Tantangan Berat Seniman Pertunjukan di Masa Pandemi Corona

Luki Safriana
Oleh Luki Safriana
18 April 2020, 06:00
Luki Safriana
Ilustrator: Joshua Siringoringo | Katadata
T. . . S. Sebuah simulasi kebocoran pada masker yang longgar (ki) dan rapat (ka) dalam animasi yang dirilis untuk memerangi penularan virus corona (COVID-19), Minggu (12/4/2020).

Industri seni pertunjukan Indonesia mengalami guncangan hebat akibat dampak global pandemi corona. Tercatat sekitar 40.081 seniman tergerus Covid-19 akibat pembatalan pertunjukan dan festival seni. Daerah-daerah episentrum pekerja seni mayoritas didominasi Jawa Barat, DKI Jakarta, Jawa Tengah, Jawa Timur, dan Yogyakarta.
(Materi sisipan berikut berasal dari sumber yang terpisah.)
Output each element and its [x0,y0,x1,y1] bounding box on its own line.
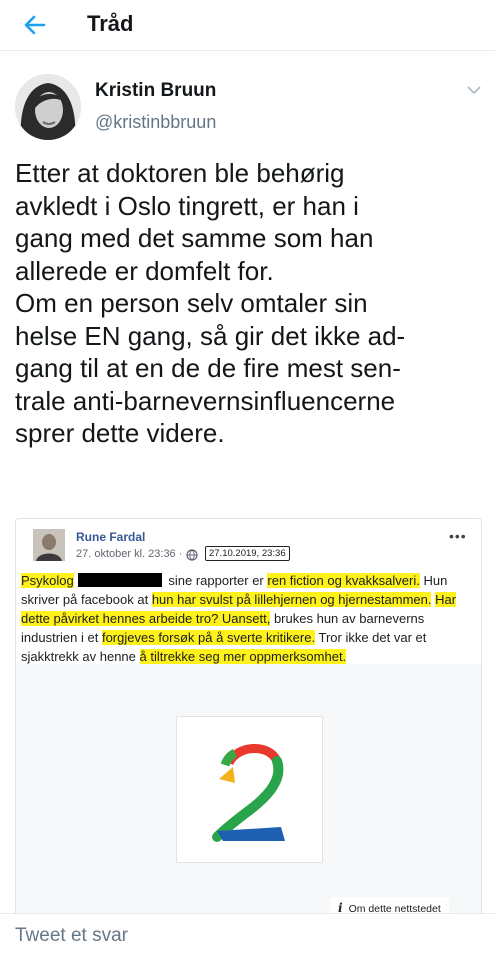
avatar[interactable] [15,74,81,140]
highlight: forgjeves forsøk på å sverte kritikere. [101,630,316,645]
post-date: 27. oktober kl. 23:36 · [76,548,183,560]
highlight: å tiltrekke seg mer oppmerksomhet. [139,649,347,664]
timestamp-stamp: 27.10.2019, 23:36 [205,546,290,561]
redaction-bar [77,573,162,587]
tweet-media-image[interactable]: Rune Fardal 27. oktober kl. 23:36 · 27.1… [15,518,482,920]
poster-name: Rune Fardal [76,530,146,544]
tv2-logo-image [212,744,285,842]
back-arrow-icon[interactable] [20,10,50,40]
chevron-down-icon[interactable] [466,84,482,96]
tv2-logo [176,716,323,863]
facebook-post: Rune Fardal 27. oktober kl. 23:36 · 27.1… [16,519,481,664]
tweet-text: Etter at doktoren ble behørig avkledt i … [15,158,406,448]
highlight: hun har svulst på lillehjernen og hjerne… [151,592,432,607]
highlight: ren fiction og kvakksalveri. [267,573,420,588]
page-title: Tråd [87,11,134,36]
reply-bar[interactable]: Tweet et svar [0,913,495,961]
highlight: Psykolog [21,573,74,588]
reply-input[interactable]: Tweet et svar [15,925,128,947]
post-text-part: sine rapporter er [168,573,264,588]
post-text: Psykolog sine rapporter er ren fiction o… [21,571,473,666]
author-handle[interactable]: @kristinbbruun [95,112,216,133]
top-bar: Tråd [0,0,495,51]
author-name[interactable]: Kristin Bruun [95,80,216,102]
poster-avatar [33,529,65,561]
globe-icon [186,549,198,561]
more-options-icon: ••• [449,528,467,544]
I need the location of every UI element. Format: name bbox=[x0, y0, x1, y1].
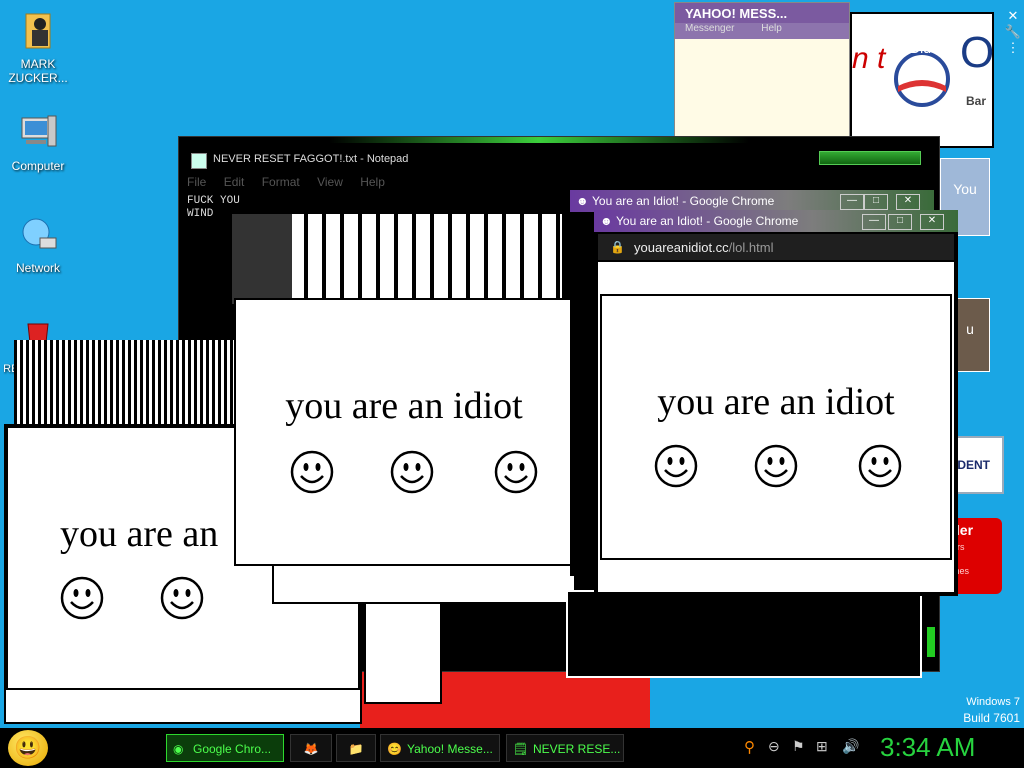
smiley-start-icon: 😃 bbox=[14, 735, 42, 760]
mailer-widget[interactable]: iler urs mes bbox=[952, 518, 1002, 594]
chrome-favicon-stack bbox=[232, 214, 292, 304]
ad-text-did: Did bbox=[910, 40, 932, 56]
taskbar: 😃 ◉ Google Chro... 🦊 📁 😊 Yahoo! Messe...… bbox=[0, 728, 1024, 768]
lock-icon: 🔒 bbox=[610, 240, 625, 254]
smiley-icon bbox=[654, 444, 698, 488]
desktop-icon-label: MARK ZUCKER... bbox=[8, 57, 68, 85]
close-button[interactable]: ✕ bbox=[920, 214, 944, 230]
notepad-scrollbar[interactable] bbox=[927, 627, 935, 657]
maximize-button[interactable]: □ bbox=[888, 214, 912, 230]
gadget-toolbar[interactable]: ✕ 🔧 ⋮ bbox=[1004, 8, 1022, 68]
mailer-subtext-2: mes bbox=[952, 566, 970, 576]
search-icon[interactable]: ⚲ bbox=[744, 738, 755, 756]
president-text: IDENT bbox=[954, 458, 990, 472]
idiot-page-front[interactable]: you are an idiot bbox=[600, 294, 952, 560]
yahoo-contact-area bbox=[675, 39, 849, 137]
idiot-window-fragment[interactable] bbox=[364, 600, 442, 704]
url-path: /lol.html bbox=[728, 240, 774, 255]
idiot-message: you are an idiot bbox=[285, 385, 523, 427]
notepad-icon: 🗒 bbox=[513, 742, 529, 756]
ad-text-bar: Bar bbox=[966, 94, 987, 108]
obama-ad-widget[interactable]: n t Did Bar O bbox=[850, 12, 994, 148]
desktop-icon-network[interactable]: Network bbox=[0, 214, 76, 275]
start-button[interactable]: 😃 bbox=[8, 730, 48, 766]
photo-widget-text: You bbox=[953, 181, 977, 197]
yahoo-menu-messenger[interactable]: Messenger bbox=[685, 23, 734, 34]
notepad-title: NEVER RESET FAGGOT!.txt - Notepad bbox=[213, 153, 409, 165]
network-tray-icon[interactable]: ⊞ bbox=[816, 738, 828, 755]
smiley-icon bbox=[60, 576, 104, 620]
notepad-glow bbox=[329, 137, 749, 143]
taskbar-button-chrome[interactable]: ◉ Google Chro... bbox=[166, 734, 284, 762]
president-widget[interactable]: IDENT bbox=[952, 436, 1004, 494]
folder-icon: 📁 bbox=[348, 742, 364, 756]
notepad-menu-bar: File Edit Format View Help bbox=[187, 175, 931, 191]
yahoo-messenger-window[interactable]: YAHOO! MESS... Messenger Help bbox=[674, 2, 850, 138]
yahoo-title: YAHOO! MESS... bbox=[675, 3, 849, 23]
windows-build-watermark: Windows 7 Build 7601 bbox=[940, 694, 1020, 726]
taskbar-button-yahoo[interactable]: 😊 Yahoo! Messe... bbox=[380, 734, 500, 762]
notepad-app-icon bbox=[191, 153, 207, 169]
mailer-subtext: urs bbox=[952, 542, 965, 552]
menu-view[interactable]: View bbox=[317, 175, 343, 189]
menu-help[interactable]: Help bbox=[360, 175, 385, 189]
close-button[interactable]: ✕ bbox=[896, 194, 920, 210]
desktop-icon-computer[interactable]: Computer bbox=[0, 112, 76, 173]
smiley-icon bbox=[390, 450, 434, 494]
idiot-message: you are an idiot bbox=[657, 381, 895, 423]
minimize-button[interactable]: — bbox=[840, 194, 864, 210]
menu-edit[interactable]: Edit bbox=[224, 175, 245, 189]
smiley-icon bbox=[858, 444, 902, 488]
notepad-line-1: FUCK YOU bbox=[187, 195, 240, 207]
maximize-button[interactable]: □ bbox=[864, 194, 888, 210]
url-host: youareanidiot.cc bbox=[634, 240, 729, 255]
clock[interactable]: 3:34 AM bbox=[880, 732, 975, 763]
smiley-icon bbox=[754, 444, 798, 488]
desktop-icon-user-folder[interactable]: MARK ZUCKER... bbox=[0, 10, 76, 85]
ad-letter-o: O bbox=[960, 28, 995, 77]
chrome-favicon-icon: ☻ bbox=[600, 214, 613, 228]
idiot-window-dark[interactable] bbox=[566, 590, 922, 678]
menu-file[interactable]: File bbox=[187, 175, 206, 189]
minimize-button[interactable]: — bbox=[862, 214, 886, 230]
desktop-icon-label: Network bbox=[15, 261, 60, 275]
url-text: youareanidiot.cc/lol.html bbox=[634, 240, 773, 255]
chrome-window-front[interactable]: You are an Idiot! - Google Chrome ☻ — □ … bbox=[594, 210, 958, 596]
wrench-icon[interactable]: 🔧 bbox=[1004, 24, 1022, 40]
watermark-line-2: Build 7601 bbox=[963, 711, 1020, 725]
ad-text-n-t: n t bbox=[852, 42, 886, 75]
idiot-window-fragment-2[interactable] bbox=[272, 560, 576, 604]
address-bar[interactable]: 🔒 youareanidiot.cc/lol.html bbox=[598, 234, 954, 260]
window-stack-edges-left bbox=[14, 340, 234, 430]
firefox-icon: 🦊 bbox=[303, 742, 319, 756]
chrome-favicon-icon: ☻ bbox=[576, 194, 589, 208]
user-folder-icon bbox=[25, 13, 51, 49]
drag-handle-icon[interactable]: ⋮ bbox=[1004, 40, 1022, 56]
desktop-icon-label: Computer bbox=[11, 159, 65, 173]
taskbar-button-explorer[interactable]: 📁 bbox=[336, 734, 376, 762]
taskbar-button-label: NEVER RESE... bbox=[533, 742, 621, 756]
window-controls[interactable] bbox=[819, 151, 921, 165]
menu-format[interactable]: Format bbox=[262, 175, 300, 189]
smiley-icon bbox=[160, 576, 204, 620]
yahoo-menu: Messenger Help bbox=[675, 23, 849, 39]
taskbar-button-firefox[interactable]: 🦊 bbox=[290, 734, 332, 762]
yahoo-icon: 😊 bbox=[387, 742, 402, 756]
mailer-text: iler bbox=[952, 522, 974, 538]
status-icon[interactable]: ⊖ bbox=[768, 738, 780, 755]
close-icon[interactable]: ✕ bbox=[1004, 8, 1022, 24]
taskbar-button-notepad[interactable]: 🗒 NEVER RESE... bbox=[506, 734, 624, 762]
network-icon bbox=[22, 218, 57, 249]
taskbar-button-label: Google Chro... bbox=[193, 742, 272, 756]
smiley-icon bbox=[494, 450, 538, 494]
yahoo-menu-help[interactable]: Help bbox=[761, 23, 782, 34]
computer-icon bbox=[21, 115, 57, 147]
volume-icon[interactable]: 🔊 bbox=[842, 738, 859, 755]
chrome-icon: ◉ bbox=[173, 742, 184, 756]
idiot-page-middle[interactable]: you are an idiot bbox=[234, 298, 574, 566]
action-center-icon[interactable]: ⚑ bbox=[792, 738, 805, 755]
taskbar-button-label: Yahoo! Messe... bbox=[407, 742, 493, 756]
watermark-line-1: Windows 7 bbox=[966, 696, 1020, 708]
smiley-icon bbox=[290, 450, 334, 494]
Koalisi Seni pada 25 Maret 2020 menyebutkan jumlah acara seni yang dibatalkan atau ditunda akibat efek Corona di Indonesia cukup signifikan. Tidak hanya berbicara Jakarta, juga seluruh daerah di Tanah Air. Disebutkan sepuluh proses produksi dan rilis film tertunda, begitu pula 40 konser, tur, dan festival musik; delapan pameran pada museum seni rupa; tiga pertunjukan tari; serta sembilan pentas teater, pantomim, dan boneka.

Nampaknya data tersebut akan terus bertambah hingga waktu yang tidak dapat dipastikan. Dengan sebaran data tersebut, potensi kehilangan dapat diprediksi menyentuh angka miliaran rupiah. Kehilangan di sini termasuk mata pencaharian maupun karier.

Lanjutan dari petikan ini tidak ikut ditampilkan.